Talking about the fact that I’m asexual is weakly positively correlated, but not observably causative: If I don’t feel comfortable enough around someone to be able to talk to them about that aspect of myself, it’s nearly guaranteed that I won’t bond with them (possible exception: if someone was very prudish, but we otherwise got along well, I would probably refrain from talking about the subject but would not count that against them if they weren’t aggressively judgmental about others’ sex lives) but the fact that I do feel comfortable telling them about that does not imply that we’re likely to bond.

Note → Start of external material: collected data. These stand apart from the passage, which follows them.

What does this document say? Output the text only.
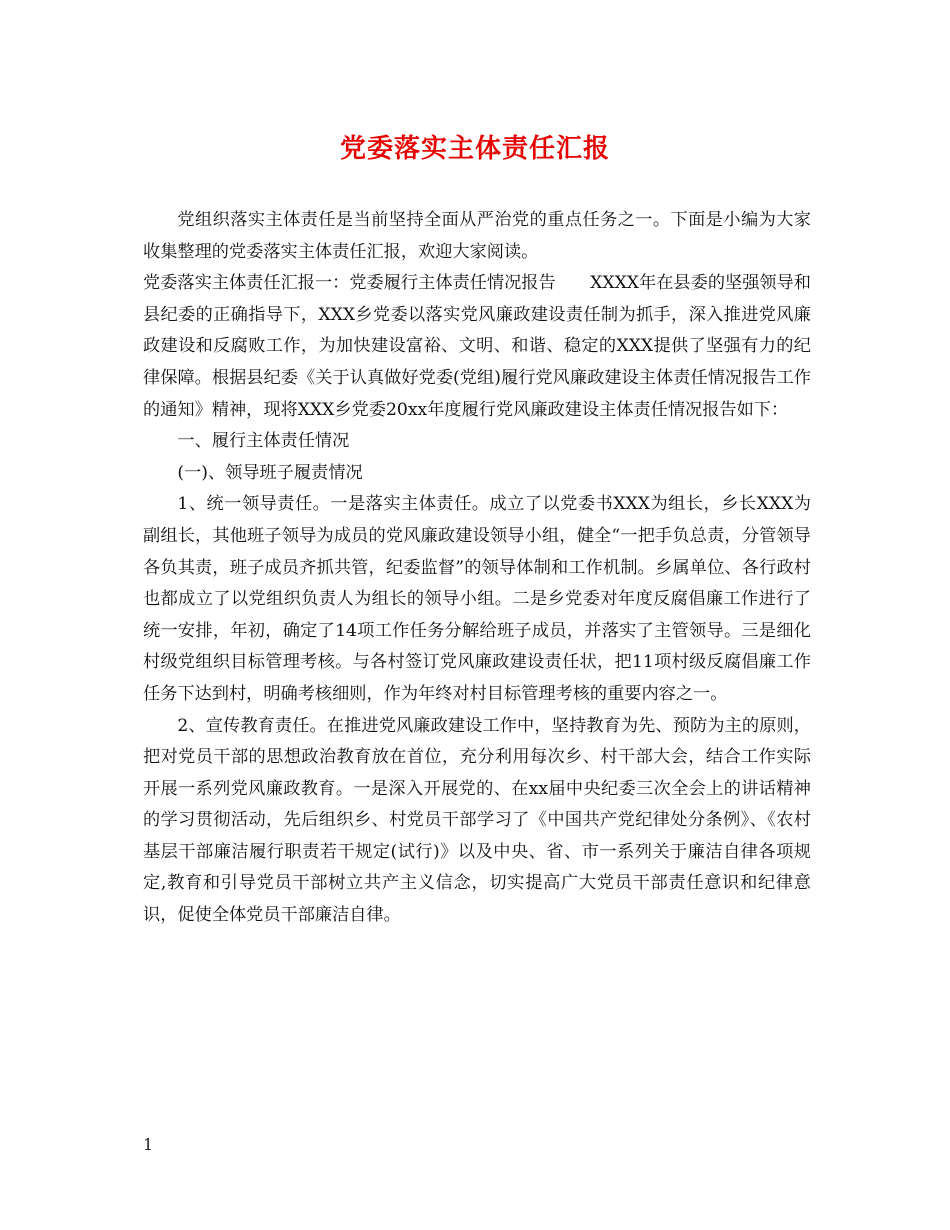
党委落实主体责任汇报

党组织落实主体责任是当前坚持全面从严治党的重点任务之一。下面是小编为大家收集整理的党委落实主体责任汇报，欢迎大家阅读。

党委落实主体责任汇报一：党委履行主体责任情况报告　　XXXX年在县委的坚强领导和县纪委的正确指导下，XXX乡党委以落实党风廉政建设责任制为抓手，深入推进党风廉政建设和反腐败工作，为加快建设富裕、文明、和谐、稳定的XXX提供了坚强有力的纪律保障。根据县纪委《关于认真做好党委(党组)履行党风廉政建设主体责任情况报告工作的通知》精神，现将XXX乡党委20xx年度履行党风廉政建设主体责任情况报告如下：

一、履行主体责任情况

(一)、领导班子履责情况

1、统一领导责任。一是落实主体责任。成立了以党委书XXX为组长，乡长XXX为副组长，其他班子领导为成员的党风廉政建设领导小组，健全“一把手负总责，分管领导各负其责，班子成员齐抓共管，纪委监督”的领导体制和工作机制。乡属单位、各行政村也都成立了以党组织负责人为组长的领导小组。二是乡党委对年度反腐倡廉工作进行了统一安排，年初，确定了14项工作任务分解给班子成员，并落实了主管领导。三是细化村级党组织目标管理考核。与各村签订党风廉政建设责任状，把11项村级反腐倡廉工作任务下达到村，明确考核细则，作为年终对村目标管理考核的重要内容之一。

2、宣传教育责任。在推进党风廉政建设工作中，坚持教育为先、预防为主的原则，把对党员干部的思想政治教育放在首位，充分利用每次乡、村干部大会，结合工作实际开展一系列党风廉政教育。一是深入开展党的、在xx届中央纪委三次全会上的讲话精神的学习贯彻活动，先后组织乡、村党员干部学习了《中国共产党纪律处分条例》、《农村基层干部廉洁履行职责若干规定(试行)》以及中央、省、市一系列关于廉洁自律各项规定,教育和引导党员干部树立共产主义信念，切实提高广大党员干部责任意识和纪律意识，促使全体党员干部廉洁自律。

1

Someone’s reaction to finding out that I’m asexual can have a large effect on my subsequent relationship with them, but that carries similar weight to the effect of their reaction to learning other important facts about my personal identity, such as that I’m autistic—and the wrong kind of interest can be just as damaging as a negative reaction.
The other party in a relationship being willing to talk about their sex life is not necessary, but may be weakly useful; I don’t have very much evidence to draw from there. Of my two current very-close relationships, I know next to nothing about the sex life of the person I’m closer to, and a minor to moderate amount about the other person’s sex life, which does have an observably stronger effect than having a similar amount of information about, say, a person’s hobbies, but seems to be about on par with knowing about another aspect of someone’s identity.
Even before reading this, I was going to say that I think that my monogamous partner and I have a strong enough relationship that we could become poly if we wanted without the expectation that our relationship would dissolve. However, we strongly prefer our low-drama relationship to the high-drama situations in which poly friends seem to thrive. The parent just confirms this judgment.